I feel an irresistible pull to this land, this country of my birth. Each time I revisit a familiar place I notice something new- a beach that used to be sandy now is strewn with boulders that toppled over from the cliffs at some point during my absence. A well-worn path is now covered by aromatic herbs. Yet this new landscape is no less beautiful than the one I remember.
Perhaps change is the only constant.
Santorini used to be a typical round island (named Strogili, or “round”) until a powerful earthquake triggered the eruption of the volcano at its center thousands of years ago, completely destroying the landscape, killing its citizens and forming the unique dramatic cliffs that now draw visitors from all over the world.

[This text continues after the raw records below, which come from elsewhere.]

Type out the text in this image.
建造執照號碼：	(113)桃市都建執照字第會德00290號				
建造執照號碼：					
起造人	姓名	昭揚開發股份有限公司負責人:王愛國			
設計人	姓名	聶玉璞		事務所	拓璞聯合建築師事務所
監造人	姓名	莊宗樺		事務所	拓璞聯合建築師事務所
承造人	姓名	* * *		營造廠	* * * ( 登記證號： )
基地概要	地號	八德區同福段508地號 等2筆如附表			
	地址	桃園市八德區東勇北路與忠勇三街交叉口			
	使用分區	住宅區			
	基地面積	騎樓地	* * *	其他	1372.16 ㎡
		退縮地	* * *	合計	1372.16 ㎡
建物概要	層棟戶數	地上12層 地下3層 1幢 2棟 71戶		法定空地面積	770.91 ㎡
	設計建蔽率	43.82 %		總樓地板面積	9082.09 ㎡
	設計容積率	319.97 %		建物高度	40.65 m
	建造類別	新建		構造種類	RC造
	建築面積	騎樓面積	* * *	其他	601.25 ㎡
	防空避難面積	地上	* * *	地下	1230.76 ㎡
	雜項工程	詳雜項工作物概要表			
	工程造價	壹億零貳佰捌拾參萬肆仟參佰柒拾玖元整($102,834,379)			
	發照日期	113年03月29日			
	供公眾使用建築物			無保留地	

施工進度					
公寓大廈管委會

Curiously it is just these devastating disruptions and “imperfections“ that ignite our imaginations and entice us to explore these islands and their dramatic nooks and crannies.
This has me thinking about how I’ve been rewriting my present after my own recent core-shuddering earthquake. The last two years have not gone the way I envisioned. The stressors of emergency medicine and my father’s failing health have been my wind and surf and salt, and the dissolution of my marriage has been my volcanic eruption. These pressures have either slowly been scraping away my protective layers to leave me raw and sometimes shaken, or have completely cracked me open in the blink of an eye. “There is a crack, a crack in everything. That’s how the light gets in,” sings Leonard Cohen. I now see that it’s that, but also much more. The fracturing apart does not only serve to let light and love in; it allows the inner joy to emanate out. We can see these pressures and changes as devastating losses, or we can see them as transformational events that help shape our lives and identities moving forward. I am choosing the latter. I hope that when great change comes to your own shores, you do too.